Lauren Pratt
Education
M.A. and Ph.D., University of Michigan (2024)
B.A., University of Alabama (2016)
Areas of Interest
Human-Environment Interactions, Peruvian Archaeology, Archaeology of the Eastern Andes, Computational and Statistical Analysis, Subsistence
Profile
Dr. Lauren Pratt is a postdoctoral scholar at the Cotsen Institute of Archaeology, UCLA. She investigates early human colonization and the transition to food production in the tropical montane cloud forests (TMCF) of the Peruvian eastern Andes. Her dissertation work, titled "Human Ecology and the Early Prehistory of the Eastern Andes, Peru", focused on hunter-gatherer occupation of the Chachapoyas region in northern Peru where she co-directs a team of Peruvian and international archaeologists and technicians.
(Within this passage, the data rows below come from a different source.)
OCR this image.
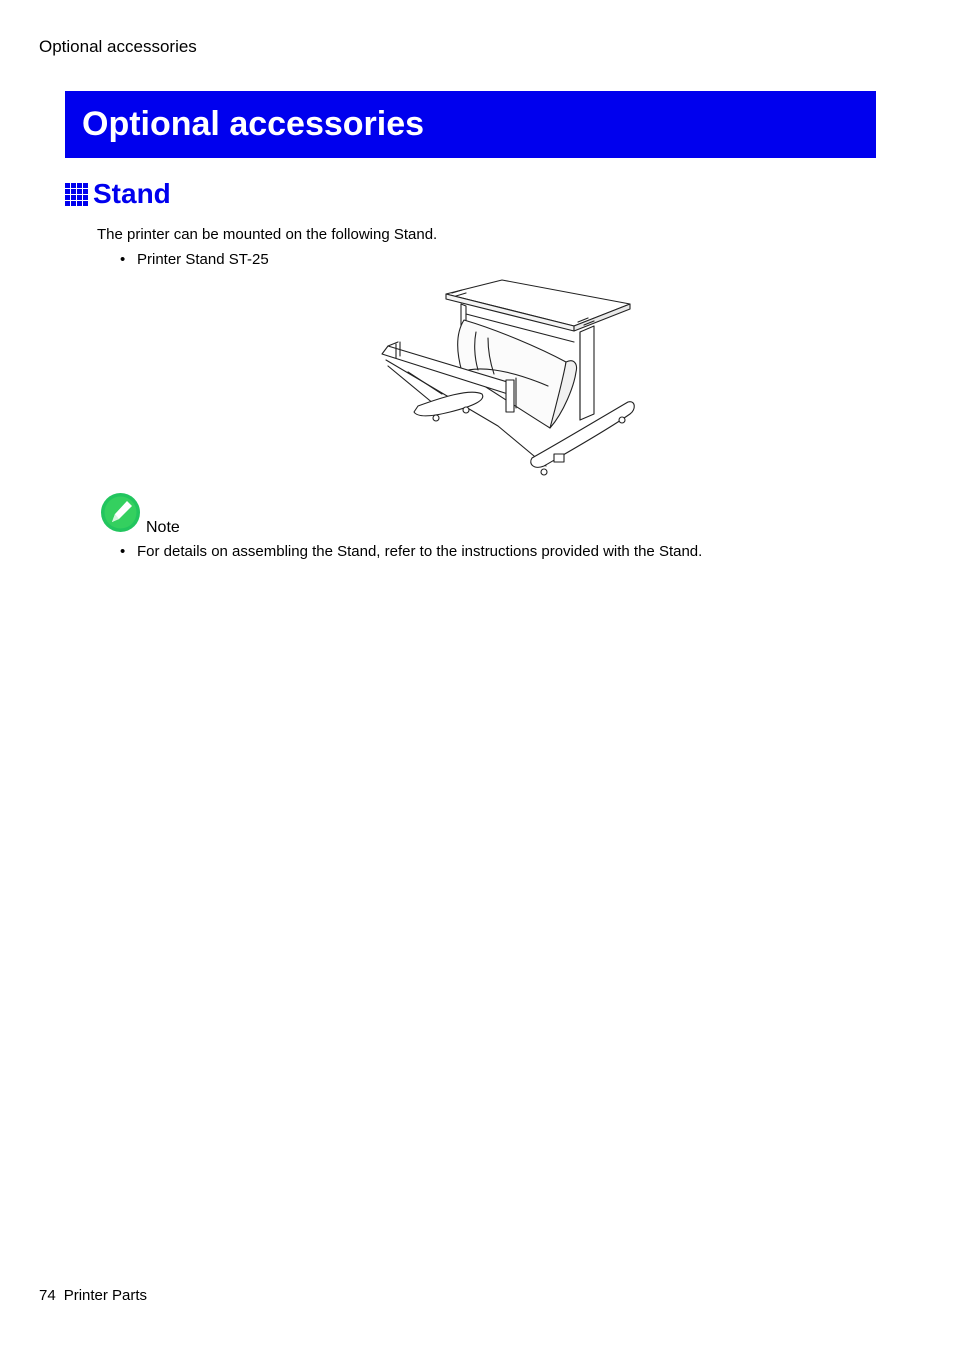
Optional accessories
Optional accessories
Stand
The printer can be mounted on the following Stand.
• Printer Stand ST-25
Note
• For details on assembling the Stand, refer to the instructions provided with the Stand.
74 Printer Parts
Employing a combination of environmental and ethnographic survey methods, her work has identified sites with a history of continuous human activity dating back at least 5,500 years, an archaeological record unprecedented for the Peruvian eastern Andes. Current projects focus on the role of the eastern Andes in facilitating the exchange of goods, people, and ideas between the Amazon rainforest and the Andean highlands, as well as understanding the human past in the TMCF of southern Peru. In addition to fieldwork, she specializes in computational analysis, working with archaeological datasets to model archaeological patterns and past human behavior in the R programming language, employing a variety of formal modeling and machine learning techniques.